CLIPPINGS AND HARD FRUIT
MINDY SOLOMON GALLERY / MAY 20TH2017 / MIAMI
Om May 20th my solo show titled Clippings and Hard Fruit will open at the Mindy Solomon Gallery in Miami Florida. The show will contain new work that highlights a shift in the studio practice. Centering on stand alone objects the show will be filled with an artists conversation on nature, self and the human condition necessitating the desire to collect. Works produced for the show comprised of more than 2000 hand made elements coalesced together into singular masses or arranged in collective assemblages of color and form. From the wall to table these works will represent a transition and foreshadow new directions taking shape in the studio. Please come see the show if you are in the Miami are or stay connected and see works as the are published in the lead up to the opening night and after.

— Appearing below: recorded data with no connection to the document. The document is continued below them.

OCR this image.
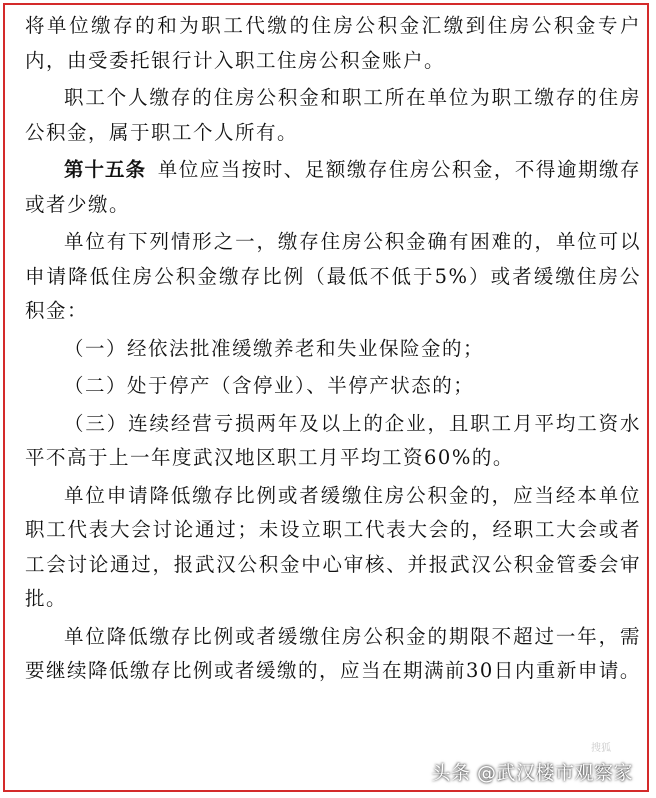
将单位缴存的和为职工代缴的住房公积金汇缴到住房公积金专户内，由受委托银行计入职工住房公积金账户。

职工个人缴存的住房公积金和职工所在单位为职工缴存的住房公积金，属于职工个人所有。

第十五条 单位应当按时、足额缴存住房公积金，不得逾期缴存或者少缴。

单位有下列情形之一，缴存住房公积金确有困难的，单位可以申请降低住房公积金缴存比例（最低不低于5%）或者缓缴住房公积金：

（一）经依法批准缓缴养老和失业保险金的；

（二）处于停产（含停业）、半停产状态的；

（三）连续经营亏损两年及以上的企业，且职工月平均工资水平不高于上一年度武汉地区职工月平均工资60%的。

单位申请降低缴存比例或者缓缴住房公积金的，应当经本单位职工代表大会讨论通过；未设立职工代表大会的，经职工大会或者工会讨论通过，报武汉公积金中心审核、并报武汉公积金管委会审批。

单位降低缴存比例或者缓缴住房公积金的期限不超过一年，需要继续降低缴存比例或者缓缴的，应当在期满前30日内重新申请。

搜狐
头条 @武汉楼市观察家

Container (green) / 2017 / Glazed Earthenware / 13x15x14
(Los Angeles) - Edward Cella Art & Architecture is pleased to announce New Works, a two-person exhibition featuring hand-formed and assembled terra cotta and steel sculptures by David Hicks, and gestural, abstract paintings by Chris Trueman. Both artists received MFA's from schools renowned for programs in their respective media; Hicks, an MFA graduate of the esteemed New York State College of Ceramics at Alfred University, and Trueman, an MFA graduate of Claremont Graduate University, California, its process-based counterpart in painting. Hicks and Trueman, though working within divergent media and material-based practices, share a similar preoccupation with the expressive possibilities of surface.

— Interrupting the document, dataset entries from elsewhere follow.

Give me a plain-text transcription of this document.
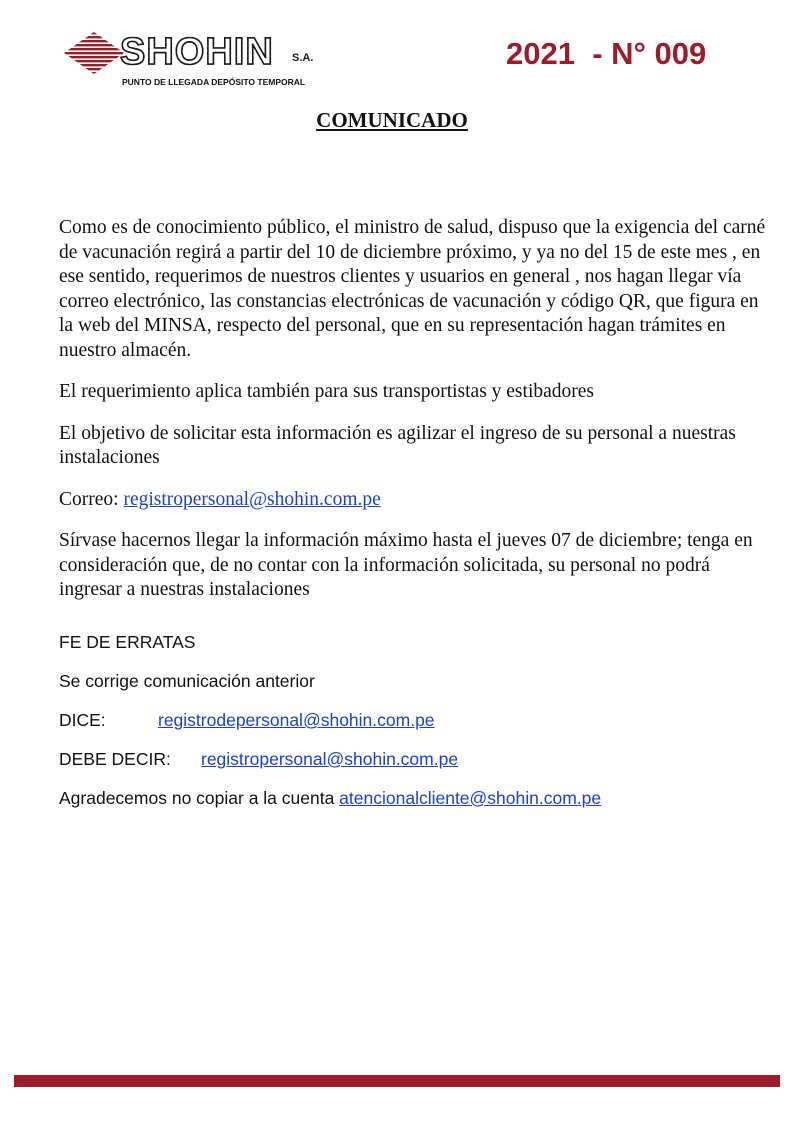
SHOHIN S.A.
PUNTO DE LLEGADA DEPÓSITO TEMPORAL
2021  - N° 009
COMUNICADO

Como es de conocimiento público, el ministro de salud, dispuso que la exigencia del carné de vacunación regirá a partir del 10 de diciembre próximo, y ya no del 15 de este mes , en ese sentido, requerimos de nuestros clientes y usuarios en general , nos hagan llegar vía correo electrónico, las constancias electrónicas de vacunación y código QR, que figura en la web del MINSA, respecto del personal, que en su representación hagan trámites en nuestro almacén.

El requerimiento aplica también para sus transportistas y estibadores

El objetivo de solicitar esta información es agilizar el ingreso de su personal a nuestras instalaciones

Correo: registropersonal@shohin.com.pe

Sírvase hacernos llegar la información máximo hasta el jueves 07 de diciembre; tenga en consideración que, de no contar con la información solicitada, su personal no podrá ingresar a nuestras instalaciones

FE DE ERRATAS

Se corrige comunicación anterior

DICE:	registrodepersonal@shohin.com.pe

DEBE DECIR: registropersonal@shohin.com.pe

Agradecemos no copiar a la cuenta atencionalcliente@shohin.com.pe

David Hicks has long been fascinated by the cyclical momentums he has observed in nature and agriculture, and has sought to capture these transitions through dimensional, biomorphic ceramics. Working primarily in terra cotta, the artist creates complex, clustered, multi-part compositions that echo the growth and decay of organic matter. Hicks sees these transitions in nature as allegorical extensions of similar passings, metamorphoses, and shifts in human experience. Particularly interested in the final glazing of his forms, Hicks creates subtle permutations of color and texture, and approaches the surfaces of these multi-part pieces with an intuitive and near painterly sensibility. The shifting skins cladding his sculptures bring them to life as nuanced aggregates.

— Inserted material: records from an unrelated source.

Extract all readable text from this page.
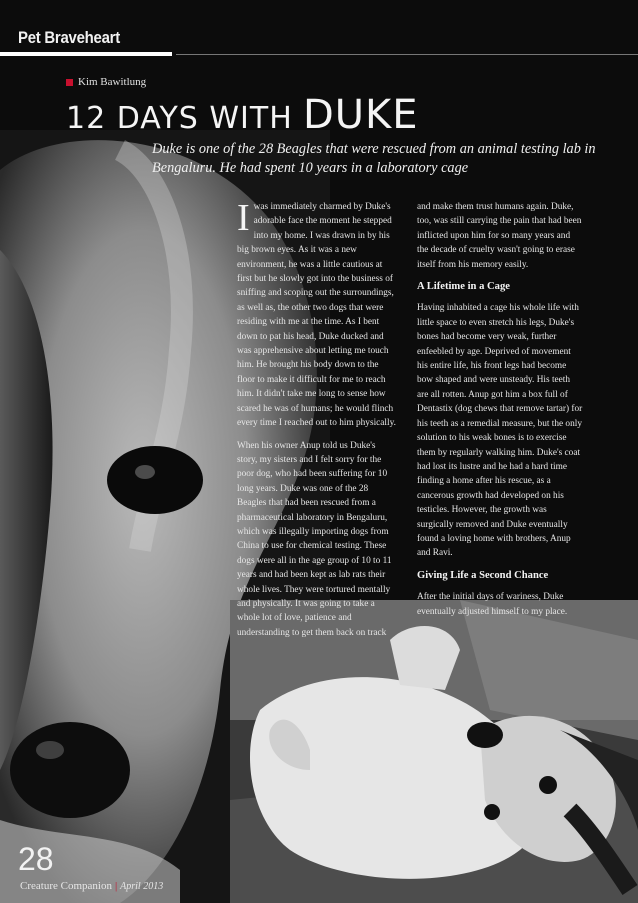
Pet Braveheart
Kim Bawitlung
12 DAYS WITH DUKE

Duke is one of the 28 Beagles that were rescued from an animal testing lab in Bengaluru. He had spent 10 years in a laboratory cage

Iwas immediately charmed by Duke's adorable face the moment he stepped into my home. I was drawn in by his big brown eyes. As it was a new environment, he was a little cautious at first but he slowly got into the business of sniffing and scoping out the surroundings, as well as, the other two dogs that were residing with me at the time. As I bent down to pat his head, Duke ducked and was apprehensive about letting me touch him. He brought his body down to the floor to make it difficult for me to reach him. It didn't take me long to sense how scared he was of humans; he would flinch every time I reached out to him physically.

When his owner Anup told us Duke's story, my sisters and I felt sorry for the poor dog, who had been suffering for 10 long years. Duke was one of the 28 Beagles that had been rescued from a pharmaceutical laboratory in Bengaluru, which was illegally importing dogs from China to use for chemical testing. These dogs were all in the age group of 10 to 11 years and had been kept as lab rats their whole lives. They were tortured mentally and physically. It was going to take a whole lot of love, patience and understanding to get them back on track

and make them trust humans again. Duke, too, was still carrying the pain that had been inflicted upon him for so many years and the decade of cruelty wasn't going to erase itself from his memory easily.

A Lifetime in a Cage

Having inhabited a cage his whole life with little space to even stretch his legs, Duke's bones had become very weak, further enfeebled by age. Deprived of movement his entire life, his front legs had become bow shaped and were unsteady. His teeth are all rotten. Anup got him a box full of Dentastix (dog chews that remove tartar) for his teeth as a remedial measure, but the only solution to his weak bones is to exercise them by regularly walking him. Duke's coat had lost its lustre and he had a hard time finding a home after his rescue, as a cancerous growth had developed on his testicles. However, the growth was surgically removed and Duke eventually found a loving home with brothers, Anup and Ravi.

Giving Life a Second Chance

After the initial days of wariness, Duke eventually adjusted himself to my place.

28
Creature Companion | April 2013
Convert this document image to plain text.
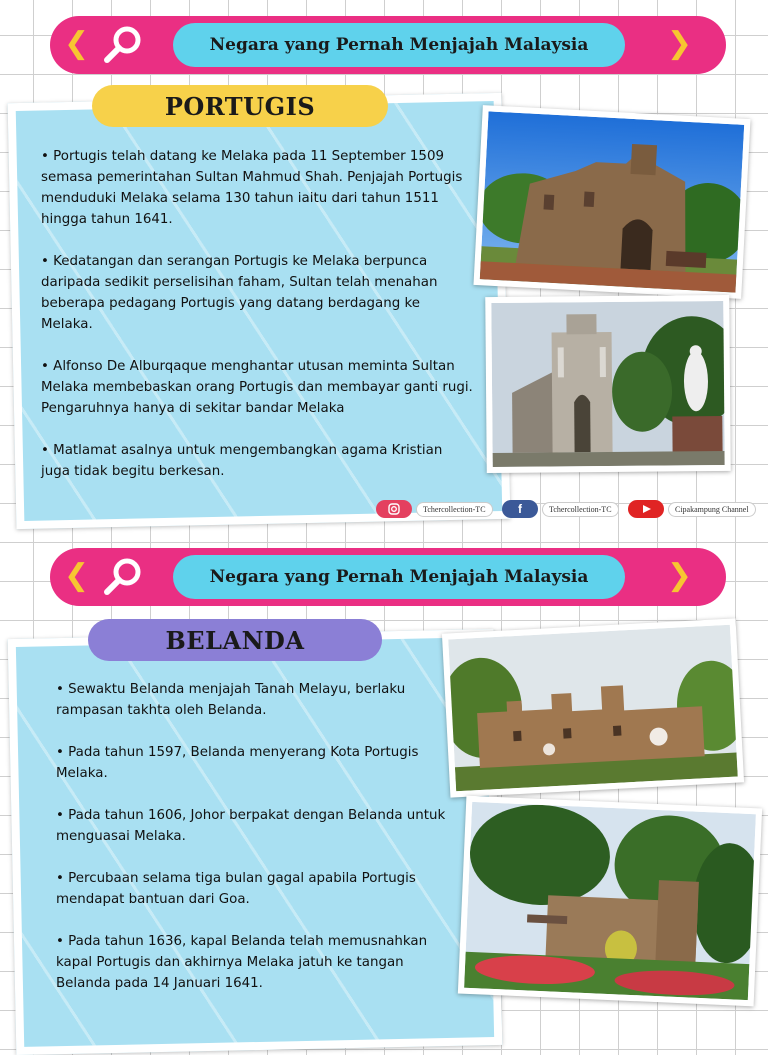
❮	Negara yang Pernah Menjajah Malaysia	❯
PORTUGIS

• Portugis telah datang ke Melaka pada 11 September 1509 semasa pemerintahan Sultan Mahmud Shah. Penjajah Portugis menduduki Melaka selama 130 tahun iaitu dari tahun 1511 hingga tahun 1641.

• Kedatangan dan serangan Portugis ke Melaka berpunca daripada sedikit perselisihan faham, Sultan telah menahan beberapa pedagang Portugis yang datang berdagang ke Melaka.

• Alfonso De Alburqaque menghantar utusan meminta Sultan Melaka membebaskan orang Portugis dan membayar ganti rugi. Pengaruhnya hanya di sekitar bandar Melaka

• Matlamat asalnya untuk mengembangkan agama Kristian juga tidak begitu berkesan.

Tchercollection-TC	f	Tchercollection-TC	Cipakampung Channel
❮	Negara yang Pernah Menjajah Malaysia	❯
BELANDA

• Sewaktu Belanda menjajah Tanah Melayu, berlaku rampasan takhta oleh Belanda.

• Pada tahun 1597, Belanda menyerang Kota Portugis Melaka.

• Pada tahun 1606, Johor berpakat dengan Belanda untuk menguasai Melaka.

• Percubaan selama tiga bulan gagal apabila Portugis mendapat bantuan dari Goa.

• Pada tahun 1636, kapal Belanda telah memusnahkan kapal Portugis dan akhirnya Melaka jatuh ke tangan Belanda pada 14 Januari 1641.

Chris Trueman's paintings are dynamic explorations of surface. Appropriating formal vocabularies from several painting traditions, including abstract expressionism and geometric op-art, his works feel referential, yet new. Painting in acrylic and spray paint on Yupo paper mounted to board, his works have the translucency of film and the material solidity of paint. Trueman stages visual and physical tensions in his work that contribute to its material ambiguity and magnetism. While Hicks' sculptural works feel painterly, Trueman's paintings feel sculptural. With a dynamic use of negative space and an authoritative, yet organic, handling of gesture, Trueman's touch creates a multiplicity of marks and planes that interact, pushing and pulling the surface into dimensional life.